An alternative approach to solving this problem is disclosed in U.S. Pat. No. 4,829,626, issued to Harkonen et al. on May 16, 1989. Harkonen discloses a method for controlling a vacuum cleaner that includes a battery operated electrical sound signal generator mounted in the handle of the wand. When the signal generator is activated, it generates and transmits a signal to the tubing, which in turn is sensed by an electrical relay which generates an electrical pulse to start the motor of the vacuum cleaner. In the Harkonen system, when an operating lever located in the handle is moved to the on position, a flap in the wand opens, allowing air to be drawn through the wand and the network of tubing to the vacuum cleaner and permitting the sound generated by the electrical signal generator to travel more easily to the electrical relay equipment located close to the vacuum cleaner motor. The sound signal is only generated momentarily in order to start the motor. Once the sound signal has been transmitted for the predetermined brief time, the sound generator is turned off. If the motor has started as intended, the motor keeps running until the flow of air through the system is blocked. It is intended that the flap and the hose near the wand be manually swung into a position across the inlet of the hose, thereby blocking the flow of air. Then a detector detects the stopping of the flow of air and in response, turns off the vacuum motor.
This proposed solution suffers also from several disadvantages.
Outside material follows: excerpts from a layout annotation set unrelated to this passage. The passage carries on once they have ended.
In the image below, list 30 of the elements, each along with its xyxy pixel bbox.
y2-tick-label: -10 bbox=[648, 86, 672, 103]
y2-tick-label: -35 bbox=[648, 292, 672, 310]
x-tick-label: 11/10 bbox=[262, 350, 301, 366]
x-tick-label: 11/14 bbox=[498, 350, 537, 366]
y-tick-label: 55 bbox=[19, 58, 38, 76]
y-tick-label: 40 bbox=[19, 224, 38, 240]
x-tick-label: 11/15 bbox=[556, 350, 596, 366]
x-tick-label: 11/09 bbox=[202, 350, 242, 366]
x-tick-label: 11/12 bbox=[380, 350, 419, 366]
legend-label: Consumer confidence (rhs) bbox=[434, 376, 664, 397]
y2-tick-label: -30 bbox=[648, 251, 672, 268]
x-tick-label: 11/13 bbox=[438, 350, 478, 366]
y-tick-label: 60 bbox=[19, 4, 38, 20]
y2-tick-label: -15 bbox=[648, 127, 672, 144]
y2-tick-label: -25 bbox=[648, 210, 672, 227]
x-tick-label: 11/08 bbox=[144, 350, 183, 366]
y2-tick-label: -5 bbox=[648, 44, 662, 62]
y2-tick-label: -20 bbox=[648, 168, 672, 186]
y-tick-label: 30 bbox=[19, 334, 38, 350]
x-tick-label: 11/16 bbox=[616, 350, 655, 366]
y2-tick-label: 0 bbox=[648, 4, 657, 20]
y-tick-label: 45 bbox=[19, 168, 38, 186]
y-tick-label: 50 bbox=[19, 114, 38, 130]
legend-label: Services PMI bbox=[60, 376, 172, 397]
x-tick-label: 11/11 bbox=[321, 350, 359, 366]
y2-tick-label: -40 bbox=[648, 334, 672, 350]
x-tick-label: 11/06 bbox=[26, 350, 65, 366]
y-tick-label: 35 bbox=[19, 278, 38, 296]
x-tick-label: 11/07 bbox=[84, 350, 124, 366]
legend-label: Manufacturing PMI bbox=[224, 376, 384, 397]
First, a chemical battery is required for operating a sound generator. The battery will necessarily run down and require replacement. More importantly, if the operator is not careful in the use of the machine, an old or run-down battery may leak corrosive chemicals into the sensitive and delicate sound generation equipment, ruining it. The battery and sound generator combination also occupy a significant volume within the handle of the wand, making the wand heavier, larger and more unwieldy.
Perhaps, the greatest difficulty with the method of Harkonen lies in the means for stopping the vacuum cleaner. In the normal course of using a vacuum cleaner, many possible events that could block the flow of air through the hose suggest Harkonen themselves. In some cases, merely pressing the vacuum head hard against a surface to be vacuumed can block the flow of air sufficiently to cause the vacuum motor to stop. This is particularly the case when the vacuum head is operated near or on non-porous materials. Further, items too large to pass conveniently through the tubing may be inadvertently sucked into the vacuum head, thereby turning it off.
Accordingly, there is a need for a remote control switching system for central vacuum systems that can reliably be turned on from the wand and that can provide instant indication of the cleanability of the vacuum cleaner system. Additionally, there is a need for a central vacuum system that includes a monitoring function to evaluate unit performance and signal when the vessel for collecting debris such as a bag is full or there is a clogged screen.